Digital Doherty linear analysis
Plots of two important parameters (efficiency at a fixed, interpolated, output power, and saturated output power) are presented at two different frequencies.
While efficiency and saturated power are often the two most important performance metrics, The plots of measured data show that the best performance does not coincide at constant amplitude and phase difference values.
Optimum values for amplitude/phase split are pretty much unique, at different frequencies and for the different parameters.
First step
This simple first step already provides information and insight that was hitherto unavailable. At the two test frequencies, it is clear that both saturated output power and energy efficiency, cannot simultaneously be maximized using the conventional constant phase-amplitude input split.

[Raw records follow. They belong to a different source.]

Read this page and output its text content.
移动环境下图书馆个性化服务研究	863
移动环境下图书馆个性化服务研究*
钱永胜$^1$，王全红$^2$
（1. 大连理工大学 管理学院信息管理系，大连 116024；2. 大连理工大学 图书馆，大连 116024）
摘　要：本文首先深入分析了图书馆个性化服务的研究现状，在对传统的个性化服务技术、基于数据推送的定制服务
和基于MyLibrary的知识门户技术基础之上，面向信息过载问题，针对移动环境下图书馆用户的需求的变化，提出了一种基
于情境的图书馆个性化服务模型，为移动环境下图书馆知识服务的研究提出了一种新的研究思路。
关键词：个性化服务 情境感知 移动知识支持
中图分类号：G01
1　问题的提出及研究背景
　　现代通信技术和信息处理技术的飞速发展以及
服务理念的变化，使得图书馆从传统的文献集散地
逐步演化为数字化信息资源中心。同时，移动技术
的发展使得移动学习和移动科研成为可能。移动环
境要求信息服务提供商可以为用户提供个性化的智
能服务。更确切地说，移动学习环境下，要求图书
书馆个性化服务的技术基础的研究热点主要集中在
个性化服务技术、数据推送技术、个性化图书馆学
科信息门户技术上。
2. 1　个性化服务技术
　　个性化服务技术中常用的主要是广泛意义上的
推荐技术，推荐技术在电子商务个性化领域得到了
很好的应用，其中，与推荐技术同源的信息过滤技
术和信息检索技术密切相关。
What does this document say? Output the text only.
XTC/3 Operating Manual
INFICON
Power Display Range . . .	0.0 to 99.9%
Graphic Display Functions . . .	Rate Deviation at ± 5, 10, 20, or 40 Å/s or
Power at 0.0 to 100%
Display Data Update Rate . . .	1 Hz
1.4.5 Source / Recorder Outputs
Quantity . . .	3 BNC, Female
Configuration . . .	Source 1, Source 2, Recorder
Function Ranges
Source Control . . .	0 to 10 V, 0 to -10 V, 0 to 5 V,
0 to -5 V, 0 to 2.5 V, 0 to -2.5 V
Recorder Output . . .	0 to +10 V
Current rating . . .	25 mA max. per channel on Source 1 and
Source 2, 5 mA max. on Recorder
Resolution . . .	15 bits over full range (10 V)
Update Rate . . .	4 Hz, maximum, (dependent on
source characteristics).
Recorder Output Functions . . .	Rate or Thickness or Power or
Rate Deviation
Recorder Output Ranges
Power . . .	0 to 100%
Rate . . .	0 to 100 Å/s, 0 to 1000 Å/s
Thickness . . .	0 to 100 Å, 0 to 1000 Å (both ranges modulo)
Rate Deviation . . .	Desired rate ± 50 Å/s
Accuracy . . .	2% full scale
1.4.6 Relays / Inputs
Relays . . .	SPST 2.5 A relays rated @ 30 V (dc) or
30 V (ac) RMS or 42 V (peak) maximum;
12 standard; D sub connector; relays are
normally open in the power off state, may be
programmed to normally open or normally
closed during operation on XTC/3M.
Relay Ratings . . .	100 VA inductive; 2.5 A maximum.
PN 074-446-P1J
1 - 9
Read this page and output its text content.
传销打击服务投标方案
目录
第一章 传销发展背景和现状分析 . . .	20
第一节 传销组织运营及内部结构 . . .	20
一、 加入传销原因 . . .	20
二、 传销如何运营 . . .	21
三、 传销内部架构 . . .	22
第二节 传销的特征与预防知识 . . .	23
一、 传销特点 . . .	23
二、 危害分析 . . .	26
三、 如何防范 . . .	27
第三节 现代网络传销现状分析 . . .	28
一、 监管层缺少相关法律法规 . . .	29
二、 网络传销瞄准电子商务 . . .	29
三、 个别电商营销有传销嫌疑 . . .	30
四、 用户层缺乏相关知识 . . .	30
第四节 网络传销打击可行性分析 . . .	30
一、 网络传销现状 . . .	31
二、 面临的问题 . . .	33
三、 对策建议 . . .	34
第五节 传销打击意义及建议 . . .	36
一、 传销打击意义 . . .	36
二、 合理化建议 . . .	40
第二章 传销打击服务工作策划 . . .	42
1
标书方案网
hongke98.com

Even worse, for the amplitude and phase input differentials at which those maxima occur, the other three parameters are located on steep rate-of-change slopes. Luckily, alternative implementations are possible.
Parameter sensitivity
At this point, the engineer has visibility of at least three different solutions – the fixed input split (often with phase offset), the programmable input split, and the dispersive input split. Then, in another post-processing step, we can simulate industrial efficancy; that is to say, how sensitive the performance parameters are to variations in parameters.This simulation was performed by creating normally distributed random values for the amplitude and phase. This population of values was stored to enable replication in other experiments
Value extraction
Using the measurement database as a look-up-table (LUT), values for efficiency and saturated output power were extracted. These can now be parametrically plotted, to demonstrate the spread in those parameters at the low- and high- frequencies.
Worst case
By further taking the worst case value for each instance, a statistical spread of performance can be extracted and an exemplary specification, supported by analysis can be written.
Amplitude and phase variation
Next consider the case whereby different amplitude and phase values are used for the two frequencies. This replicates the scenario whereby either dispersive split, or programmable split is implemented.
Maximum efficiency operation
Again, as Doherty is intended to be an efficiency enhancement technique, nominal values were chosen that gave maximum efficiency operation (but also constrained by a limit on the amplitude offset). It is interesting to note that the optimum phase required to extract that maximum efficiency, is some 30-40 degrees apart across the frequency band, and is not a constant value.
Improved worst case
Repeating the exercise to extract the predicted industrial spread of efficiency and saturated power yields a much better result for the worst case efficiency.
Thus, the designer now has illumination of their design capability – even better, is armed with at least three different cost-performance paradigms.